School choice advocates seemed surprised earlier this year when the NAACP called for a moratorium on new charter schools. The need for school choice, according to many advocates, such as Education Secretary Betsy DeVos, stems from lack of choices and underperformance of public schools for low-income students and students of color. However, a new survey by the civil rights group The Leadership Conference asks black and Latino parents about their views on education. Instead of education advocates and policymakers presupposing that all parents want is choice, we should stop and listen to them.

Parents want changes that would provide fair opportunities to their students. Most of their criticism is centered around race-based inequalities in funding and resources, as well as biased treatment of their students. Some parents may use school choice to attain greater equality, but until every school provides a high-quality education, providing options alone isn’t enough.

The Leadership Conference surveyed 600 black parents and 600 Latino parents across the U.S., all with children ages 5-18. The margin of error for each group is 4 percent. In addition to ensuring that our education system hears the voices of all groups of parents, this survey is particularly important because it helps peel back the layers on why black and Latino students often lag behind in educational attainment. They also make up nearly half of the student population.

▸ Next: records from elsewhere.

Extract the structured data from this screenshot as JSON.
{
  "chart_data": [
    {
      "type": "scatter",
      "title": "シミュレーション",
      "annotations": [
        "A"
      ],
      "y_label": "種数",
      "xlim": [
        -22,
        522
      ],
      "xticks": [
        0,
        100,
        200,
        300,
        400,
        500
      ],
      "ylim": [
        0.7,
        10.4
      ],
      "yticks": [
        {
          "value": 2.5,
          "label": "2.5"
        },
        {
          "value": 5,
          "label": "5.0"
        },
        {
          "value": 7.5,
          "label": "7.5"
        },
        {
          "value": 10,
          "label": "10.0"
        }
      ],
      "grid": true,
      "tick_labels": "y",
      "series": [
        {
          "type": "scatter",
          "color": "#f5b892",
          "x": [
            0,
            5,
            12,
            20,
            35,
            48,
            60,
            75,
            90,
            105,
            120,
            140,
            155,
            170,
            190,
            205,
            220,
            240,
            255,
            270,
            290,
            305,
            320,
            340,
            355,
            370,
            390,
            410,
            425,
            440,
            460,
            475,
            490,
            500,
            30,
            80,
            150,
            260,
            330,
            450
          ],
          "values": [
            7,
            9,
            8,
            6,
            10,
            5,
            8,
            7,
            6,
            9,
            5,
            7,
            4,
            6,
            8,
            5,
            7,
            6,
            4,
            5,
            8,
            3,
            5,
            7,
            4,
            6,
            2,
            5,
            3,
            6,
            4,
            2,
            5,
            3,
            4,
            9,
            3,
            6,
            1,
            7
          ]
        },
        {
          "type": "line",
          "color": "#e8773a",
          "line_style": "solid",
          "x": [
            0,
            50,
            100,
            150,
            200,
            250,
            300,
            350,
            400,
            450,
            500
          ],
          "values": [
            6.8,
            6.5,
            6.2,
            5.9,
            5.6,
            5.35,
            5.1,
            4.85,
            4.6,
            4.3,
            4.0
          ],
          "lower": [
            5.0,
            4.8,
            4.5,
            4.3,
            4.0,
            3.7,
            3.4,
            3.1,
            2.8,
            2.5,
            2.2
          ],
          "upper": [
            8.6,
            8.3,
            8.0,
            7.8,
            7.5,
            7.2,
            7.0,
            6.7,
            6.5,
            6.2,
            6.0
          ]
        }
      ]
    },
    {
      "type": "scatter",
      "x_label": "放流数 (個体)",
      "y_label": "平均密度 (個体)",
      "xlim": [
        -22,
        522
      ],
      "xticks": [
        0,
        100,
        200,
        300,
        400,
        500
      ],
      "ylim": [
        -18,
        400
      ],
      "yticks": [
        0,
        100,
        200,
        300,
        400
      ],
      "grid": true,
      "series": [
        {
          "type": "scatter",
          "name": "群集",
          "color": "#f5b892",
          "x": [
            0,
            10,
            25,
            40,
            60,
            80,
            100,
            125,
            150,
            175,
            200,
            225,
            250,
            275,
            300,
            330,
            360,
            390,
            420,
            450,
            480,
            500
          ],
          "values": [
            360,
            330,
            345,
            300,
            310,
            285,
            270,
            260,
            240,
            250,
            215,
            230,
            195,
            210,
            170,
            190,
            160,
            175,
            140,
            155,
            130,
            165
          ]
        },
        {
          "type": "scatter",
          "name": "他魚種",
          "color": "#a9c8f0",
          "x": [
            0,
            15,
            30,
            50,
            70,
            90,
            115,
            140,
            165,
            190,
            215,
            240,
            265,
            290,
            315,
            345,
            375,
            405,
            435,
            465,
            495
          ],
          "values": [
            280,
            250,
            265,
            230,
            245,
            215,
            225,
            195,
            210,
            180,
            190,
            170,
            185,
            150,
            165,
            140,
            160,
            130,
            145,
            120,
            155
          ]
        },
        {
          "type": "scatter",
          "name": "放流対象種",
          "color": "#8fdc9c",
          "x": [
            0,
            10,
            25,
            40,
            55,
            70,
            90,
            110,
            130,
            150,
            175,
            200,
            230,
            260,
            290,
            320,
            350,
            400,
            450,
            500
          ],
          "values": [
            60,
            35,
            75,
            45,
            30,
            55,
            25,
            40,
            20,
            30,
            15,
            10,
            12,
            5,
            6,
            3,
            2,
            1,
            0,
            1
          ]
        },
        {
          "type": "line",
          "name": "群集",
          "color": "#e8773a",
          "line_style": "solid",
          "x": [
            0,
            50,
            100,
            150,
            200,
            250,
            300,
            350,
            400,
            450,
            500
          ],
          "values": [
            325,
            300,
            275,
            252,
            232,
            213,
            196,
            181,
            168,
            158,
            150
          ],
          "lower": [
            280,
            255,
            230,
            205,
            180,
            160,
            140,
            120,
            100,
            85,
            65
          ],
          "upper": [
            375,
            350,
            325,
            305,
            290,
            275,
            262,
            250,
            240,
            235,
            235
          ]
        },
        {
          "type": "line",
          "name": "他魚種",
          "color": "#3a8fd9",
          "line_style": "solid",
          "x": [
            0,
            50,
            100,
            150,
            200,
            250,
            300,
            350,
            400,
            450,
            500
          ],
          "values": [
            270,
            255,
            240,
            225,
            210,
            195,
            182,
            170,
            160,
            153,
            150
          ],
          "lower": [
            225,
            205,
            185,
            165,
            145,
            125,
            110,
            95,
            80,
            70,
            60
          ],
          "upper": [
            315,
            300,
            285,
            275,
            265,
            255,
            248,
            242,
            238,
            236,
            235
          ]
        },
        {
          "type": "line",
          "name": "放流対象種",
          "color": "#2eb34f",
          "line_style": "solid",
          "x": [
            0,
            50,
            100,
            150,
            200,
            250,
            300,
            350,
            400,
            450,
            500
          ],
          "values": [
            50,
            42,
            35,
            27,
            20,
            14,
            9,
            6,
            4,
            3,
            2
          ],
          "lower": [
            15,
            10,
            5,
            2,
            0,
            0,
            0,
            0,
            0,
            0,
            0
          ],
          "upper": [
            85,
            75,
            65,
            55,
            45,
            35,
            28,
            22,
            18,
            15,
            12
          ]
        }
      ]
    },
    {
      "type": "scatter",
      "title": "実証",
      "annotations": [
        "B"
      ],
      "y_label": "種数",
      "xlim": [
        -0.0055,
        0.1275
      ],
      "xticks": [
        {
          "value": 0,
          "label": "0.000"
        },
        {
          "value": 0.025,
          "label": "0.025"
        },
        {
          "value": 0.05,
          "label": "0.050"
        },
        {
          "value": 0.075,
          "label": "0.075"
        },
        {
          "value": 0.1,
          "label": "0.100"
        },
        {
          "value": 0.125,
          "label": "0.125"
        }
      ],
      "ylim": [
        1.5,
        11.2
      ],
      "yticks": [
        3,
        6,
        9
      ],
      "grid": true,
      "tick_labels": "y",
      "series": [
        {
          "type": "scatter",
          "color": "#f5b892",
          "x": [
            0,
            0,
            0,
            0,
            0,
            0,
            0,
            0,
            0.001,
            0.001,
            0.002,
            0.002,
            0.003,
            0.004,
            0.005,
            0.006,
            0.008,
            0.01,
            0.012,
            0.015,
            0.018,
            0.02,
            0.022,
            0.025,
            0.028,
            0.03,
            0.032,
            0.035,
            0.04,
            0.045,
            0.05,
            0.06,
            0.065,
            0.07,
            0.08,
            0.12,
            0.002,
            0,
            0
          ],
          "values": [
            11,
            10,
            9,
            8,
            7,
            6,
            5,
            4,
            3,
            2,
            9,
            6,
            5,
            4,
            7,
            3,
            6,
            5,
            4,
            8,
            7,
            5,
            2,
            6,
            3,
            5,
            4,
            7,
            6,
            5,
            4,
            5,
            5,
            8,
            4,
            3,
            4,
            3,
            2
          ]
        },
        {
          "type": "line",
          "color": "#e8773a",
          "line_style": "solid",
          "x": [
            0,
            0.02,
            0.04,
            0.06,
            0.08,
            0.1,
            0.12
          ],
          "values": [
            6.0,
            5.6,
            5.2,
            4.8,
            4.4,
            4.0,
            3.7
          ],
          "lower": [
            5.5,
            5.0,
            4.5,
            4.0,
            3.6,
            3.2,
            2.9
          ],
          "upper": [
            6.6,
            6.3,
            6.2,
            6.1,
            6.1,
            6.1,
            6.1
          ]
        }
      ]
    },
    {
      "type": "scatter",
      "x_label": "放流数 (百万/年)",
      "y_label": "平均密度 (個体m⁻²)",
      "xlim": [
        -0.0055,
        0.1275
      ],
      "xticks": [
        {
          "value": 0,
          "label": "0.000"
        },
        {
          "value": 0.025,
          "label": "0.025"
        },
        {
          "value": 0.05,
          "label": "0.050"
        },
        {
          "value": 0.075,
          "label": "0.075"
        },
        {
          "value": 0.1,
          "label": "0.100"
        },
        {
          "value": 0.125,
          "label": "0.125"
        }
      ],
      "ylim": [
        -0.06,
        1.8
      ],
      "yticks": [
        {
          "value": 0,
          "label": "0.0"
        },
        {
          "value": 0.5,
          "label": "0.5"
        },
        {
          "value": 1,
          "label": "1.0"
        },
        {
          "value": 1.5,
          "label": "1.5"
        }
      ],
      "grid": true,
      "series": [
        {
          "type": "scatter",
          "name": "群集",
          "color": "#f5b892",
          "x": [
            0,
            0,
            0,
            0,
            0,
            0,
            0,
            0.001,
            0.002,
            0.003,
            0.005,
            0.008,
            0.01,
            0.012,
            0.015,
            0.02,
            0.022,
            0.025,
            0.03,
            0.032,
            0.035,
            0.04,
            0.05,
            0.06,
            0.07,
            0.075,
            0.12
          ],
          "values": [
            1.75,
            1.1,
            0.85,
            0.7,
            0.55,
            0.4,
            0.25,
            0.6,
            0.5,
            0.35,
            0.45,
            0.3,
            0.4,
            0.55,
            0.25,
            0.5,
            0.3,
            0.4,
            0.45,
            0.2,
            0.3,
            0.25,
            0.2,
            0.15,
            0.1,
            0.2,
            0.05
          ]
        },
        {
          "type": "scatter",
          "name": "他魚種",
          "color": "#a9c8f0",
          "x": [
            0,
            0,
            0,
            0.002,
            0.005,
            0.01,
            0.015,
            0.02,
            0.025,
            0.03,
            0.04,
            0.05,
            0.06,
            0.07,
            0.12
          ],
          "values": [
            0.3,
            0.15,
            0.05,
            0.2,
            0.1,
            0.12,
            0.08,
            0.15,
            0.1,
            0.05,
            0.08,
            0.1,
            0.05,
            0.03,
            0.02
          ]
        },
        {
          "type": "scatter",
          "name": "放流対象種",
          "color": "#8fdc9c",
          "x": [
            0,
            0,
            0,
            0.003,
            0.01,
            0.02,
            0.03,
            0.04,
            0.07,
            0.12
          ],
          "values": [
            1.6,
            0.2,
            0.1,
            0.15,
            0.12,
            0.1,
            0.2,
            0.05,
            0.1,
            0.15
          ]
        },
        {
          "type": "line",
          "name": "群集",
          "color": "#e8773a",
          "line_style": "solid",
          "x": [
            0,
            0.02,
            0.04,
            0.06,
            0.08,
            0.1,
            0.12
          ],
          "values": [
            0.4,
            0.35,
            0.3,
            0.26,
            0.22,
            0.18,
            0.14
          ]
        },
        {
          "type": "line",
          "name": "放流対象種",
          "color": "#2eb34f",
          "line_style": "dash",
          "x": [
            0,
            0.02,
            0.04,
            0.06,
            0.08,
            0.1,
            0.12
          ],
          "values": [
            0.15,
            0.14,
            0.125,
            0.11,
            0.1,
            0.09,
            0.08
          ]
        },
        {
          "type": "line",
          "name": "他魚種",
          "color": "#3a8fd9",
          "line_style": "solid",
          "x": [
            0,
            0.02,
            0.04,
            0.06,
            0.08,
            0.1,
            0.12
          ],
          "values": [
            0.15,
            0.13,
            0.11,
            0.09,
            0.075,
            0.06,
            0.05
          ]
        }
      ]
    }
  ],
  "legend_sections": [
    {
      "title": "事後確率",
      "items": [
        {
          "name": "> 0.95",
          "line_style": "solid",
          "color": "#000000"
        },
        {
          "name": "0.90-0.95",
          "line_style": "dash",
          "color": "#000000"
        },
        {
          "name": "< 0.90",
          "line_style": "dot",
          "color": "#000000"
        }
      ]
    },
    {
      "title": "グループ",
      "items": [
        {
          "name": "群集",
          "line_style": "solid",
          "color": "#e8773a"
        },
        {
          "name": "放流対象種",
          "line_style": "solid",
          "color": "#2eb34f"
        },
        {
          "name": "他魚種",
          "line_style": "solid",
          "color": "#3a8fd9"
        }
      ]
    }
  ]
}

Surveyed parents overwhelmingly felt that schools in black and Latino communities received less funding than schools in white neighborhoods. Research from EdBuild, an organization that studies education funding, would back up that sentiment. Black parents whose children attended majority white schools were more likely to rate their school as excellent than parents of students at majority-black schools (61 versus 14 percent). If funding tends to follow white students, then minority students at majority-white schools would also benefit from better supported schools. Socioeconomic status may also play a role in this perception; black and Latino students are far more likely to attend high-poverty schools than white students.